We were given this amazing tour of Fort Santiago by a convict last week. Yeah, that’s a good tagline, very exciting. Our friend had been imprisoned recently for protesting the church’s condemnation of the Philippine’s Reproductive Health Bill. I won’t go into much detail about that, my gist is to say he was a passionate and out spoken Filipino. Just the kind of guy to get a motley crew of university student’s attention.
So, Fort Santiago was the hub of the Philippines at one point, ground zero, the centre of it all. And, having been in Manila for a couple of days, seeing the great poverty of a corrugated tin shack juxtaposed between towering skyscrapers and Spanish inspired icons of architecture, I was shocked to learn of Manila’s progressive history. Being by the sea it was a place of international trade and culture for centuries, let alone during the Spanish and American occupations. At one point in history Manila had everything.
Let me just say, for the record, that I don’t particularly like Manila! It’s hot and crowded, the traffic is terrible, there’s tourist traps everywhere…it’s unsafe, high level of corruption, violence, crime…. You can’t breathe there; you can’t think there. And, though I enjoyed our activities, the food, the people, there was this suffocation. And, yes we’re tired, homesick and experiencing culture shock but there’s just something about Manila.
That’s what our guide said. He stared us down, humor aside, and said he knows what we think of Manila, he knows we call it the city without a soul.

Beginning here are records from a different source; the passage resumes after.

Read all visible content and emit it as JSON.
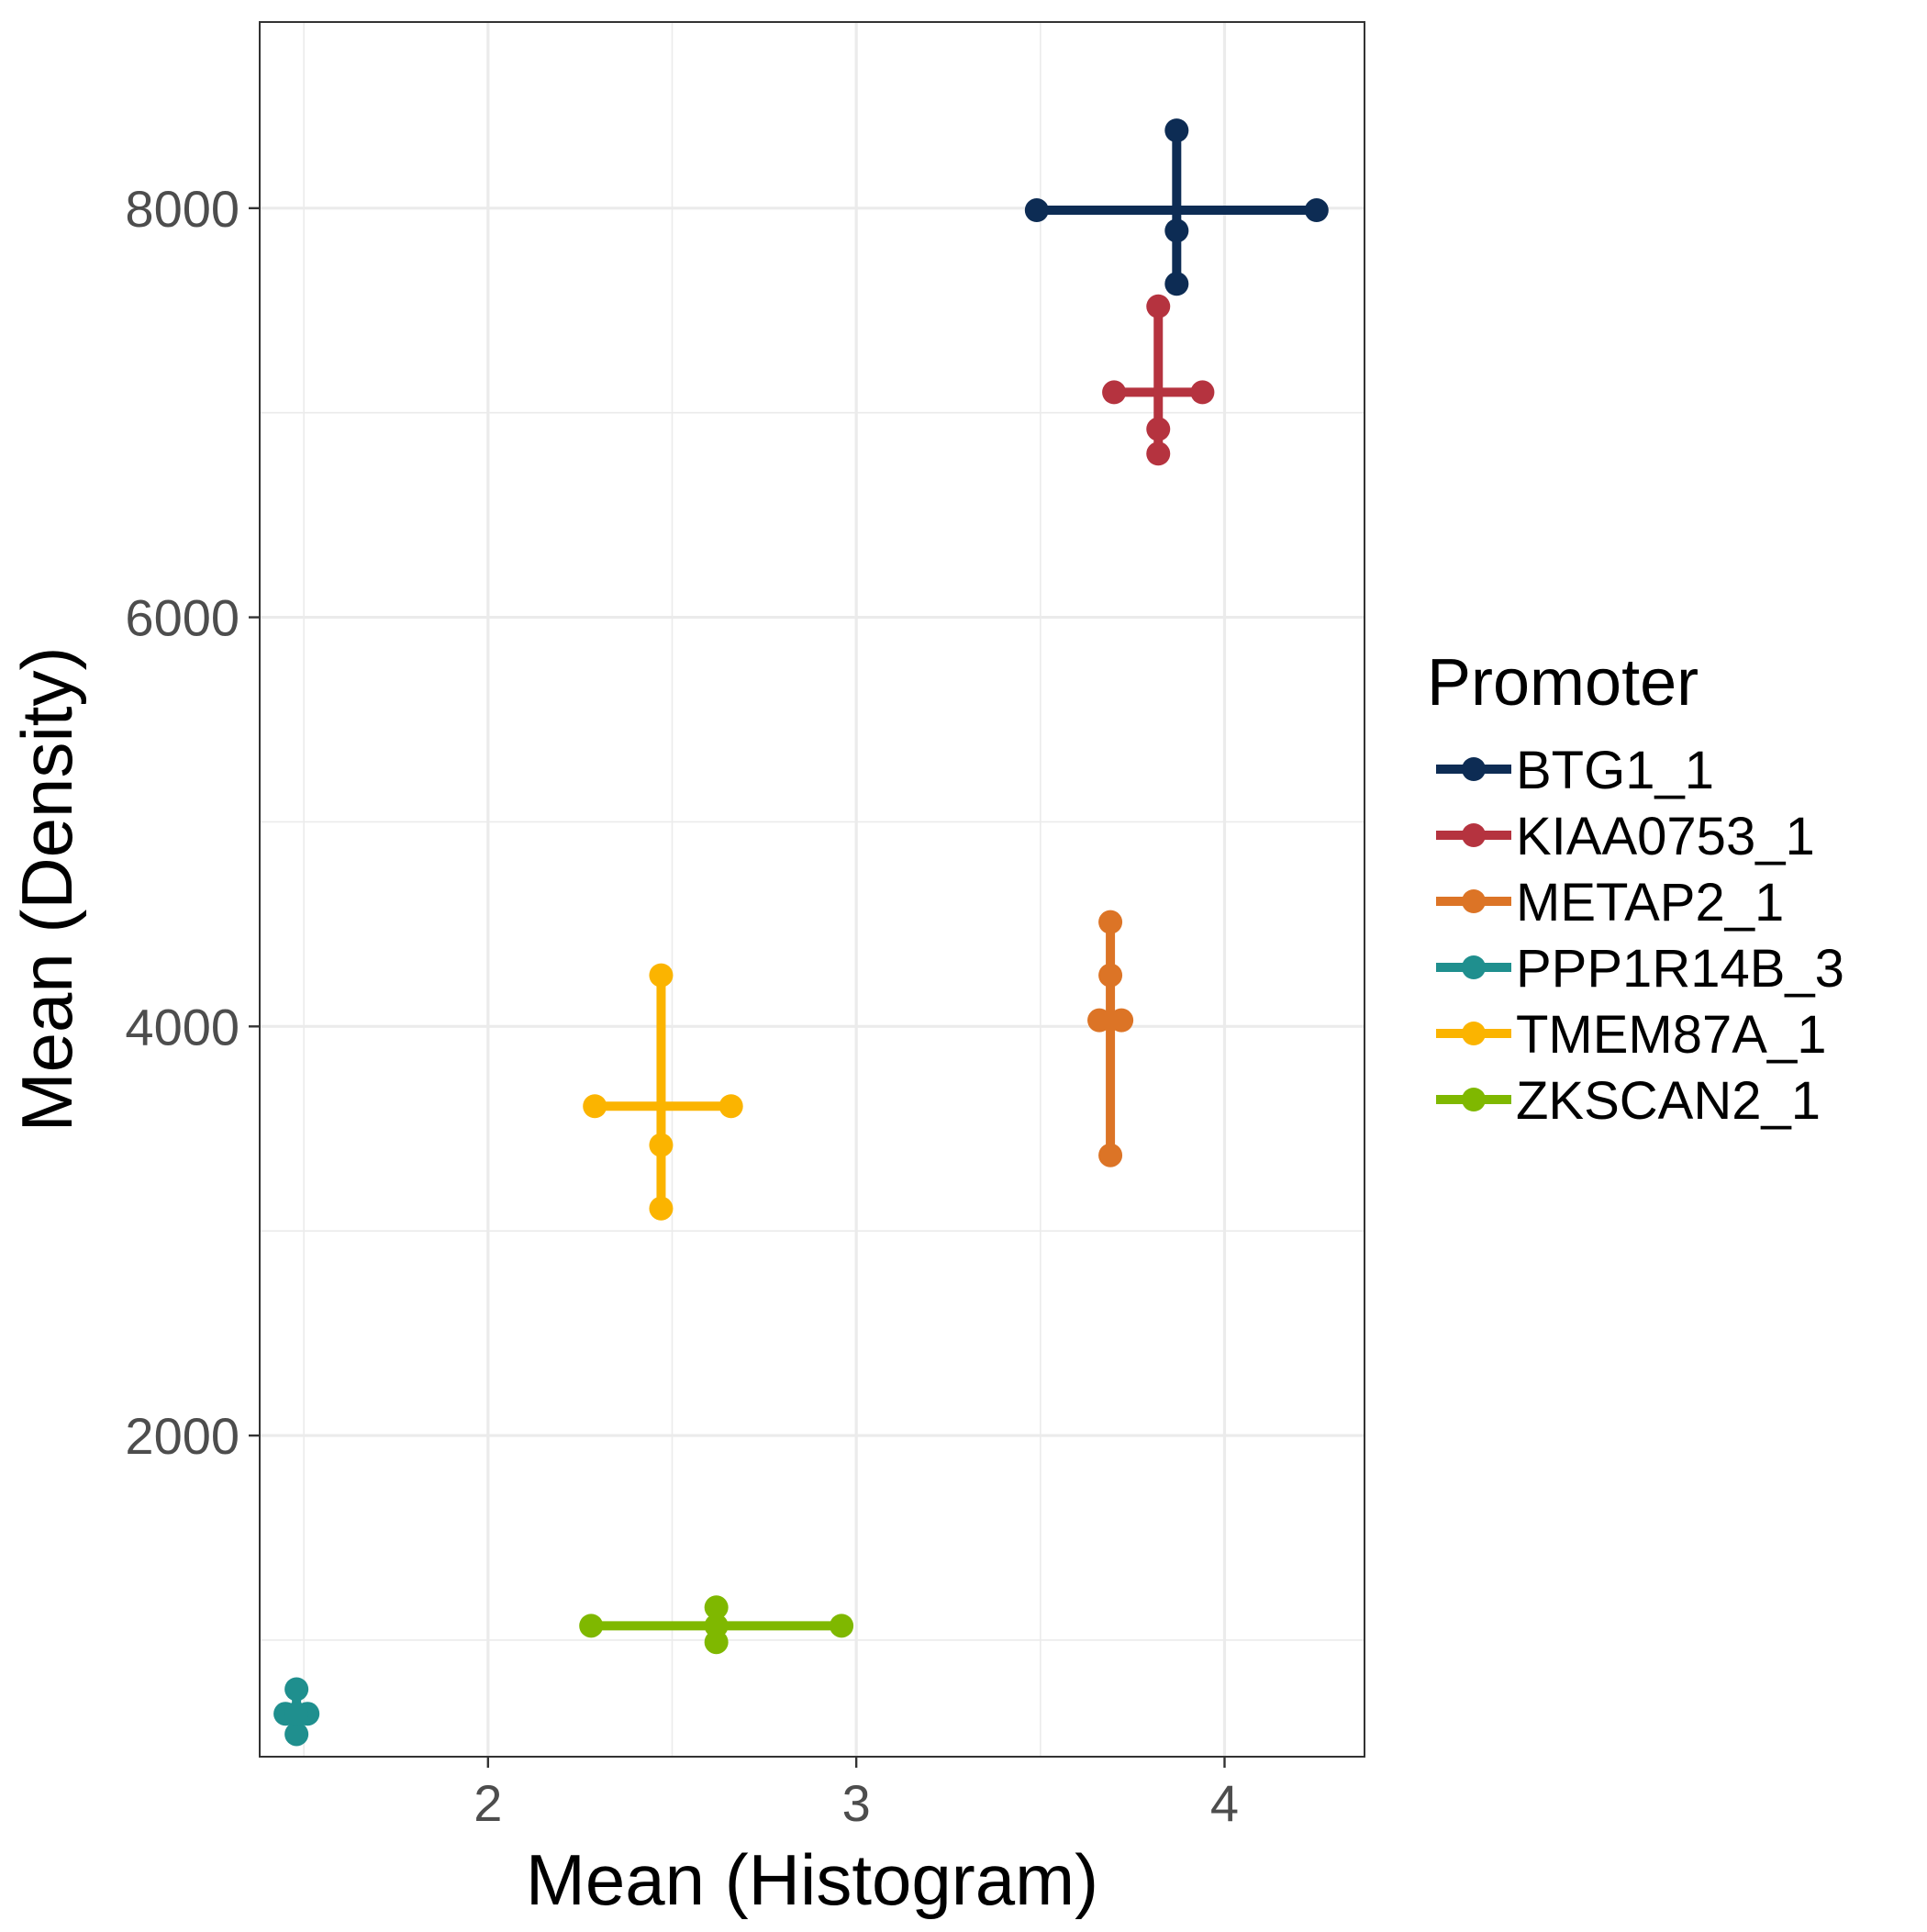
{
  "chart_data": {
    "type": "scatter",
    "xlabel": "Mean (Histogram)",
    "ylabel": "Mean (Density)",
    "xlim": [
      1.38,
      4.38
    ],
    "ylim": [
      430,
      8910
    ],
    "x_ticks": [
      2,
      3,
      4
    ],
    "y_ticks": [
      2000,
      4000,
      6000,
      8000
    ],
    "x_tick_labels": [
      "2",
      "3",
      "4"
    ],
    "y_tick_labels": [
      "2000",
      "4000",
      "6000",
      "8000"
    ],
    "grid": true,
    "legend_position": "right",
    "legend_title": "Promoter",
    "series": [
      {
        "name": "BTG1_1",
        "color": "#0d2c54",
        "center": {
          "x": 3.87,
          "y": 7990
        },
        "x_range": [
          3.49,
          4.25
        ],
        "y_range": [
          7630,
          8380
        ],
        "mean_point": {
          "x": 3.87,
          "y": 7890
        }
      },
      {
        "name": "KIAA0753_1",
        "color": "#b5333f",
        "center": {
          "x": 3.82,
          "y": 7100
        },
        "x_range": [
          3.7,
          3.94
        ],
        "y_range": [
          6800,
          7520
        ],
        "mean_point": {
          "x": 3.82,
          "y": 6920
        }
      },
      {
        "name": "METAP2_1",
        "color": "#dc7426",
        "center": {
          "x": 3.69,
          "y": 4030
        },
        "x_range": [
          3.66,
          3.72
        ],
        "y_range": [
          3370,
          4510
        ],
        "mean_point": {
          "x": 3.69,
          "y": 4250
        }
      },
      {
        "name": "PPP1R14B_3",
        "color": "#1f8f8e",
        "center": {
          "x": 1.48,
          "y": 640
        },
        "x_range": [
          1.45,
          1.51
        ],
        "y_range": [
          540,
          760
        ],
        "mean_point": {
          "x": 1.48,
          "y": 640
        }
      },
      {
        "name": "TMEM87A_1",
        "color": "#fbb400",
        "center": {
          "x": 2.47,
          "y": 3610
        },
        "x_range": [
          2.29,
          2.66
        ],
        "y_range": [
          3110,
          4250
        ],
        "mean_point": {
          "x": 2.47,
          "y": 3420
        }
      },
      {
        "name": "ZKSCAN2_1",
        "color": "#7fb800",
        "center": {
          "x": 2.62,
          "y": 1070
        },
        "x_range": [
          2.28,
          2.96
        ],
        "y_range": [
          990,
          1160
        ],
        "mean_point": {
          "x": 2.62,
          "y": 1070
        }
      }
    ]
  }
}
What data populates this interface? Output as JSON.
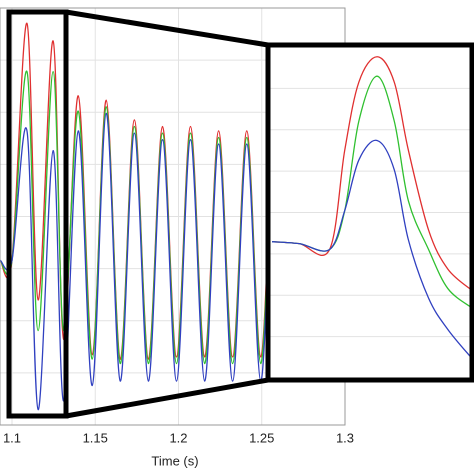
{
  "chart_data": [
    {
      "type": "line",
      "xlabel": "Time (s)",
      "x": [
        1.093,
        1.1,
        1.109,
        1.1157,
        1.1247,
        1.131,
        1.1398,
        1.1482,
        1.1566,
        1.165,
        1.1735,
        1.1819,
        1.1904,
        1.1988,
        1.2072,
        1.2157,
        1.2241,
        1.2325,
        1.241,
        1.2494,
        1.2578,
        1.2663,
        1.2747,
        1.2831,
        1.2916,
        1.3
      ],
      "series": [
        {
          "color": "#e03030",
          "values": [
            0,
            0,
            1.08,
            -0.18,
            1.0,
            -0.36,
            0.75,
            -0.43,
            0.73,
            -0.45,
            0.64,
            -0.45,
            0.61,
            -0.44,
            0.61,
            -0.44,
            0.59,
            -0.44,
            0.59,
            -0.44,
            0.57,
            -0.43,
            0.57,
            -0.43,
            0.55,
            -0.43
          ]
        },
        {
          "color": "#30c030",
          "values": [
            0,
            0,
            0.86,
            -0.32,
            0.86,
            -0.32,
            0.68,
            -0.45,
            0.7,
            -0.47,
            0.61,
            -0.47,
            0.58,
            -0.47,
            0.58,
            -0.47,
            0.56,
            -0.47,
            0.56,
            -0.47,
            0.54,
            -0.47,
            0.54,
            -0.47,
            0.52,
            -0.47
          ]
        },
        {
          "color": "#3040c0",
          "values": [
            0,
            0,
            0.59,
            -0.68,
            0.5,
            -0.64,
            0.59,
            -0.57,
            0.67,
            -0.55,
            0.58,
            -0.55,
            0.55,
            -0.55,
            0.55,
            -0.55,
            0.53,
            -0.55,
            0.53,
            -0.55,
            0.51,
            -0.55,
            0.51,
            -0.55,
            0.49,
            -0.55
          ]
        }
      ],
      "xlim": [
        1.0928,
        1.3
      ],
      "ylim": [
        -0.75,
        1.15
      ],
      "xticks": [
        1.1,
        1.15,
        1.2,
        1.25,
        1.3
      ],
      "grid": true
    },
    {
      "type": "line",
      "x": [
        1.1002,
        1.1029,
        1.1059,
        1.1074,
        1.1088,
        1.1106,
        1.1123,
        1.1137,
        1.1157,
        1.1176,
        1.12
      ],
      "series": [
        {
          "color": "#e03030",
          "values": [
            0.1,
            0.09,
            0.06,
            0.57,
            0.92,
            1.05,
            0.92,
            0.57,
            0.16,
            -0.04,
            -0.15
          ]
        },
        {
          "color": "#30c030",
          "values": [
            0.1,
            0.09,
            0.06,
            0.26,
            0.72,
            0.95,
            0.72,
            0.31,
            0.06,
            -0.14,
            -0.24
          ]
        },
        {
          "color": "#3040c0",
          "values": [
            0.1,
            0.09,
            0.06,
            0.26,
            0.52,
            0.62,
            0.47,
            0.11,
            -0.19,
            -0.35,
            -0.5
          ]
        }
      ],
      "xlim": [
        1.1,
        1.12
      ],
      "ylim": [
        -0.6,
        1.1
      ],
      "grid": true
    }
  ]
}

Manila has been overthrown by three oppressors, experienced coups, martial law, and the destruction of wartime. It has been devastated by American bombing and raped by Japanese occupation. It has the identity crisis of the rest of the Philippines and their hodgepodge of culture.
Manila is the perfect example of the consequences of colonialism, inappropriate foreign intervention, and forced assimilation. As students travelling internationally from the West it is so important for us to see the consequences of our forebearers, to not take for granted the struggling city, and to admire the perseverant spirit of the oppressed.
Now, I still don’t like Manila, but at the very least I know why. And, hopefully as I try to live as a conscientious citizen I will he able to see and speak out against the patterns and wrongdoings we’ve learned about as a class. Knowing the consequences, like our passionate and controversial tourguide, silence doesn’t seem like an option.